Iterators over documents, and composition thereof.
This package contains the classes that allow to compose {@linkplain it.unimi.dsi.mg4j.search.DocumentIterator iterators over documents}. Such iterators are returned, for instance, by {@link it.unimi.dsi.mg4j.index.IndexReader#documents(int)}.
MG4J provides minimal-interval semantics. That is, if the index is full-text, a document iterator will provide a list of documents and, for each document, a list of minimal intervals. This intervals denote ranges of positions in the document that satisfy the iterator: for instance, if you compose two documents iterators using an {@link it.unimi.dsi.mg4j.search.AndDocumentIterator}, you will get as a result the intersection of the document lists of the underlying iterators.
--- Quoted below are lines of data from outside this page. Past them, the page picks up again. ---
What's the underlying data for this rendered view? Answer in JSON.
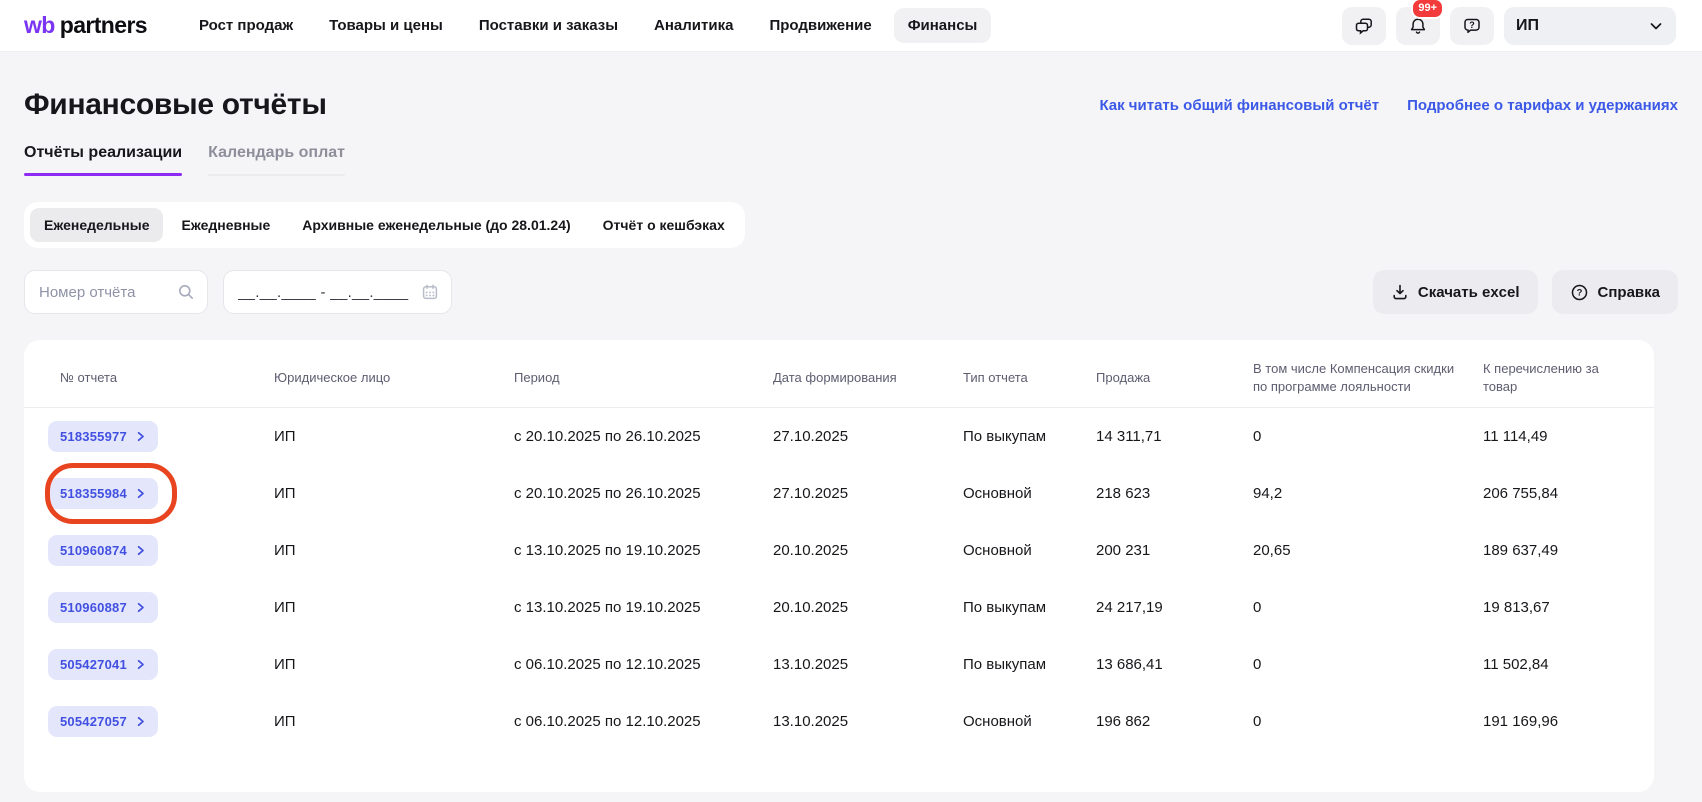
{
  "brand": {
    "wb": "wb",
    "partners": "partners"
  },
  "nav": {
    "items": [
      "Рост продаж",
      "Товары и цены",
      "Поставки и заказы",
      "Аналитика",
      "Продвижение",
      "Финансы"
    ],
    "active": "Финансы"
  },
  "notifications": {
    "badge": "99+"
  },
  "account": {
    "label": "ИП"
  },
  "icons": {
    "topbar": [
      "chat-icon",
      "bell-icon",
      "help-bubble-icon",
      "chevron-down-icon"
    ],
    "toolbar": [
      "search-icon",
      "calendar-icon",
      "download-icon",
      "question-circle-icon"
    ],
    "row": "chevron-right-icon",
    "annotation": "highlight-circle"
  },
  "header": {
    "title": "Финансовые отчёты",
    "links": [
      {
        "label": "Как читать общий финансовый отчёт"
      },
      {
        "label": "Подробнее о тарифах и удержаниях"
      }
    ]
  },
  "tabs": [
    {
      "label": "Отчёты реализации",
      "active": true
    },
    {
      "label": "Календарь оплат",
      "active": false
    }
  ],
  "chips": [
    {
      "label": "Еженедельные",
      "active": true
    },
    {
      "label": "Ежедневные",
      "active": false
    },
    {
      "label": "Архивные еженедельные (до 28.01.24)",
      "active": false
    },
    {
      "label": "Отчёт о кешбэках",
      "active": false
    }
  ],
  "toolbar": {
    "search_placeholder": "Номер отчёта",
    "date_placeholder": "__.__.____ - __.__.____",
    "download_label": "Скачать excel",
    "help_label": "Справка"
  },
  "table": {
    "columns": [
      "№ отчета",
      "Юридическое лицо",
      "Период",
      "Дата формирования",
      "Тип отчета",
      "Продажа",
      "В том числе Компенсация скидки по программе лояльности",
      "К перечислению за товар"
    ],
    "rows": [
      {
        "id": "518355977",
        "entity": "ИП",
        "period": "с 20.10.2025 по 26.10.2025",
        "formed": "27.10.2025",
        "type": "По выкупам",
        "sale": "14 311,71",
        "compensation": "0",
        "transfer": "11 114,49",
        "highlighted": false
      },
      {
        "id": "518355984",
        "entity": "ИП",
        "period": "с 20.10.2025 по 26.10.2025",
        "formed": "27.10.2025",
        "type": "Основной",
        "sale": "218 623",
        "compensation": "94,2",
        "transfer": "206 755,84",
        "highlighted": true
      },
      {
        "id": "510960874",
        "entity": "ИП",
        "period": "с 13.10.2025 по 19.10.2025",
        "formed": "20.10.2025",
        "type": "Основной",
        "sale": "200 231",
        "compensation": "20,65",
        "transfer": "189 637,49",
        "highlighted": false
      },
      {
        "id": "510960887",
        "entity": "ИП",
        "period": "с 13.10.2025 по 19.10.2025",
        "formed": "20.10.2025",
        "type": "По выкупам",
        "sale": "24 217,19",
        "compensation": "0",
        "transfer": "19 813,67",
        "highlighted": false
      },
      {
        "id": "505427041",
        "entity": "ИП",
        "period": "с 06.10.2025 по 12.10.2025",
        "formed": "13.10.2025",
        "type": "По выкупам",
        "sale": "13 686,41",
        "compensation": "0",
        "transfer": "11 502,84",
        "highlighted": false
      },
      {
        "id": "505427057",
        "entity": "ИП",
        "period": "с 06.10.2025 по 12.10.2025",
        "formed": "13.10.2025",
        "type": "Основной",
        "sale": "196 862",
        "compensation": "0",
        "transfer": "191 169,96",
        "highlighted": false
      }
    ]
  },
  "colors": {
    "accent_purple": "#8d2bf4",
    "logo_purple": "#7a35f2",
    "link_blue": "#3c58e6",
    "pill_blue": "#4250e2",
    "annotation_red": "#e8441f",
    "badge_red": "#f43b3b",
    "page_background": "#f5f5f8"
  }
}
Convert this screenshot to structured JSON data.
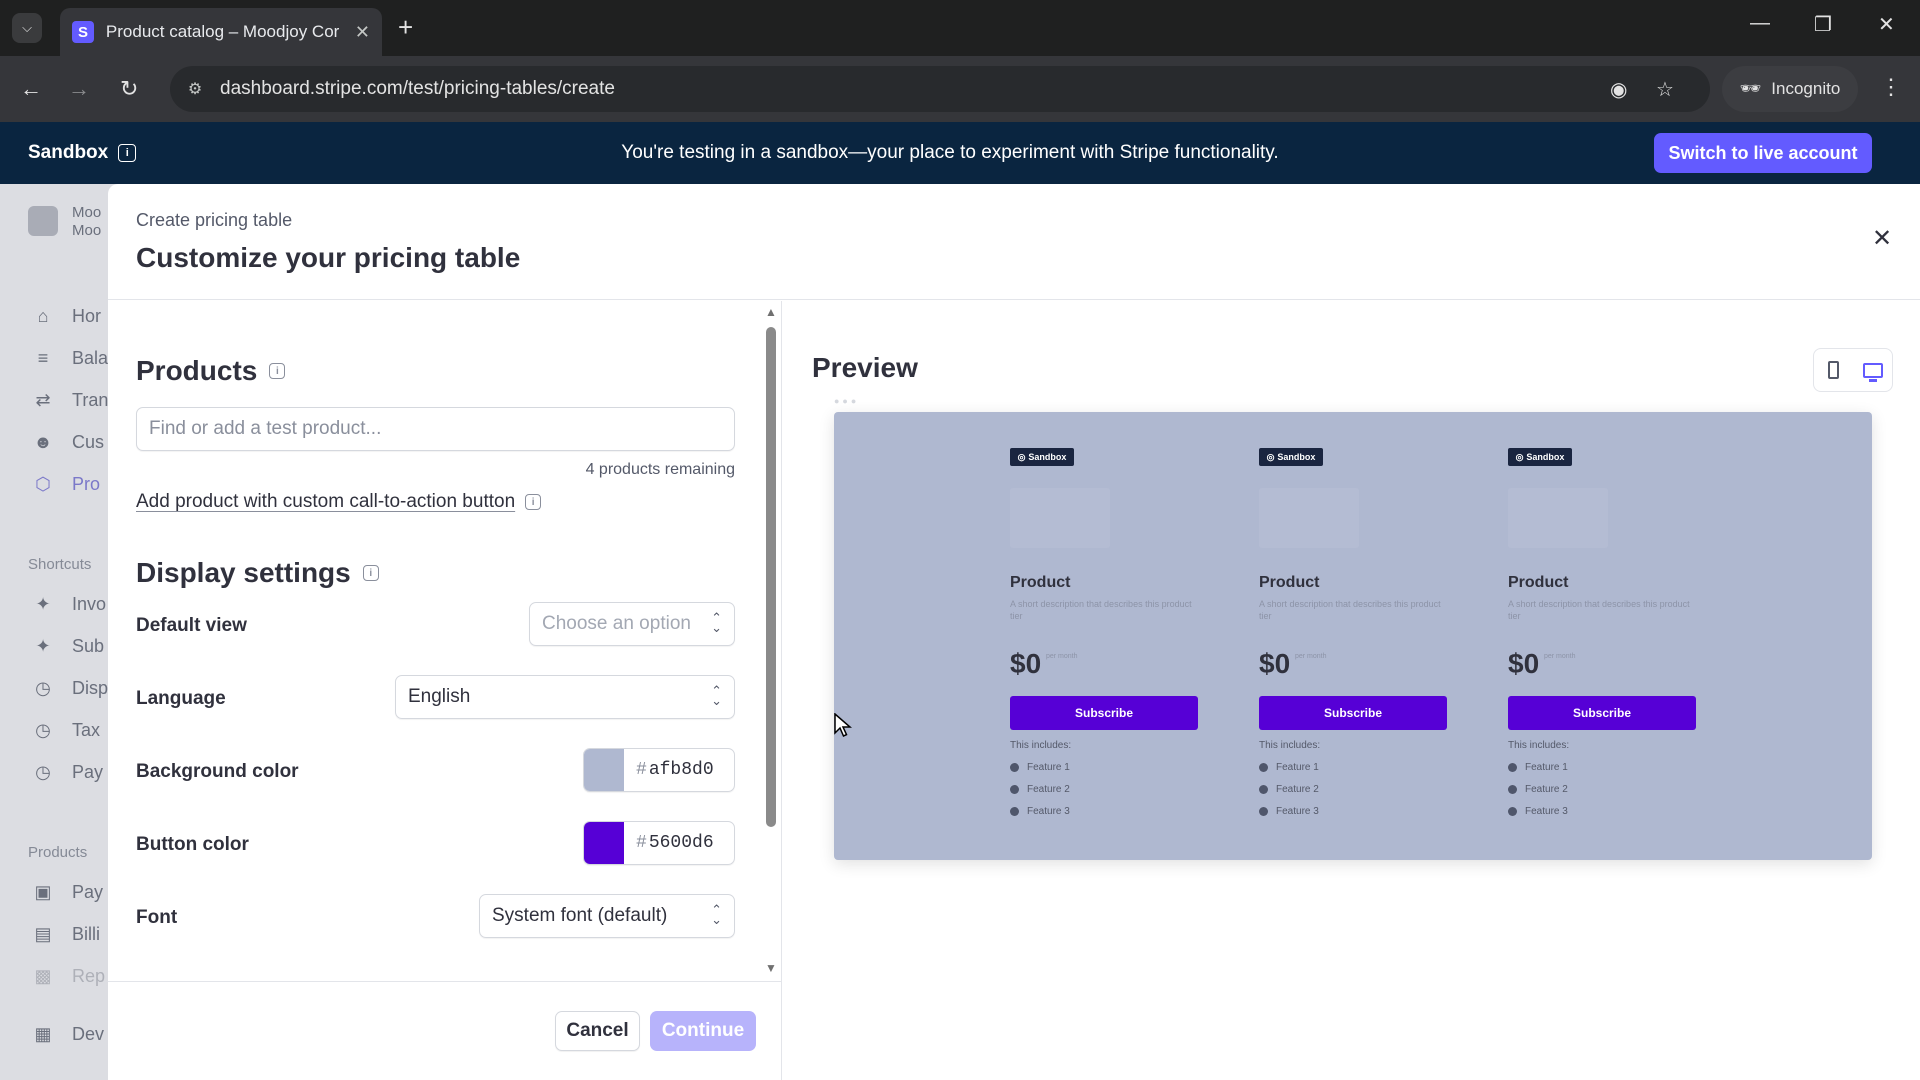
{
  "browser": {
    "tab_title": "Product catalog – Moodjoy Cor",
    "favicon_letter": "S",
    "url": "dashboard.stripe.com/test/pricing-tables/create",
    "profile_label": "Incognito"
  },
  "banner": {
    "mode_label": "Sandbox",
    "message": "You're testing in a sandbox—your place to experiment with Stripe functionality.",
    "switch_button": "Switch to live account",
    "background_color": "#0a2540",
    "button_color": "#635bff"
  },
  "sidebar": {
    "account_line1": "Moo",
    "account_line2": "Moo",
    "items": [
      {
        "label": "Hor",
        "icon": "home-icon"
      },
      {
        "label": "Bala",
        "icon": "balances-icon"
      },
      {
        "label": "Tran",
        "icon": "transactions-icon"
      },
      {
        "label": "Cus",
        "icon": "customers-icon"
      },
      {
        "label": "Pro",
        "icon": "product-icon"
      }
    ],
    "shortcuts_heading": "Shortcuts",
    "shortcuts": [
      {
        "label": "Invo",
        "icon": "pin-icon"
      },
      {
        "label": "Sub",
        "icon": "pin-icon"
      },
      {
        "label": "Disp",
        "icon": "clock-icon"
      },
      {
        "label": "Tax",
        "icon": "clock-icon"
      },
      {
        "label": "Pay",
        "icon": "clock-icon"
      }
    ],
    "products_heading": "Products",
    "product_items": [
      {
        "label": "Pay",
        "icon": "payment-links-icon"
      },
      {
        "label": "Billi",
        "icon": "billing-icon"
      },
      {
        "label": "Rep",
        "icon": "reporting-icon"
      }
    ],
    "developers": {
      "label": "Dev",
      "icon": "terminal-icon"
    }
  },
  "modal": {
    "breadcrumb": "Create pricing table",
    "title": "Customize your pricing table",
    "products": {
      "heading": "Products",
      "search_placeholder": "Find or add a test product...",
      "remaining": "4 products remaining",
      "add_custom_cta": "Add product with custom call-to-action button"
    },
    "display_settings": {
      "heading": "Display settings",
      "default_view_label": "Default view",
      "default_view_placeholder": "Choose an option",
      "language_label": "Language",
      "language_value": "English",
      "background_color_label": "Background color",
      "background_color_value": "afb8d0",
      "background_color_hex": "#afb8d0",
      "button_color_label": "Button color",
      "button_color_value": "5600d6",
      "button_color_hex": "#5600d6",
      "font_label": "Font",
      "font_value": "System font (default)"
    },
    "cancel": "Cancel",
    "continue": "Continue",
    "preview": {
      "heading": "Preview",
      "device_options": [
        "mobile-icon",
        "desktop-icon"
      ],
      "selected_device": "desktop-icon",
      "cards": [
        {
          "badge": "Sandbox",
          "name": "Product",
          "description": "A short description that describes this product tier",
          "price": "$0",
          "period": "per month",
          "button": "Subscribe",
          "includes": "This includes:",
          "features": [
            "Feature 1",
            "Feature 2",
            "Feature 3"
          ]
        },
        {
          "badge": "Sandbox",
          "name": "Product",
          "description": "A short description that describes this product tier",
          "price": "$0",
          "period": "per month",
          "button": "Subscribe",
          "includes": "This includes:",
          "features": [
            "Feature 1",
            "Feature 2",
            "Feature 3"
          ]
        },
        {
          "badge": "Sandbox",
          "name": "Product",
          "description": "A short description that describes this product tier",
          "price": "$0",
          "period": "per month",
          "button": "Subscribe",
          "includes": "This includes:",
          "features": [
            "Feature 1",
            "Feature 2",
            "Feature 3"
          ]
        }
      ]
    }
  }
}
Moreover, for each document you will get the minimal set of intervals that contain one interval both from the first iterators and from the second one.
This information is of course very useful if you're going to assign a score to the document, as smaller intervals mean a more precise match. At the basic level (e.g., iterators returned by an index), the intervals returned upon a document are intervals of length one containing the term that was used to generate the iterator. Intervals for compound iterators are built in a natural way, preserving minimality. More details can be found in Charles L. A. Clarke and Gordon V. Cormack, Shortest-Substring Retrieval and Ranking (ACM Transactions on Information Systems, vol. 18, no. 1, Jan 2000, pages 44−78). Scorers for documents may be found in the {@link it.unimi.dsi.mg4j.search.score} package.
Note that MG4J provides minimal-interval semantics for a set of indices. This extension is a significant improvement over single-index semantics. However, defining the exact meaning of a query is a nontrivial problem that will be fully dealt with in a forthcoming paper.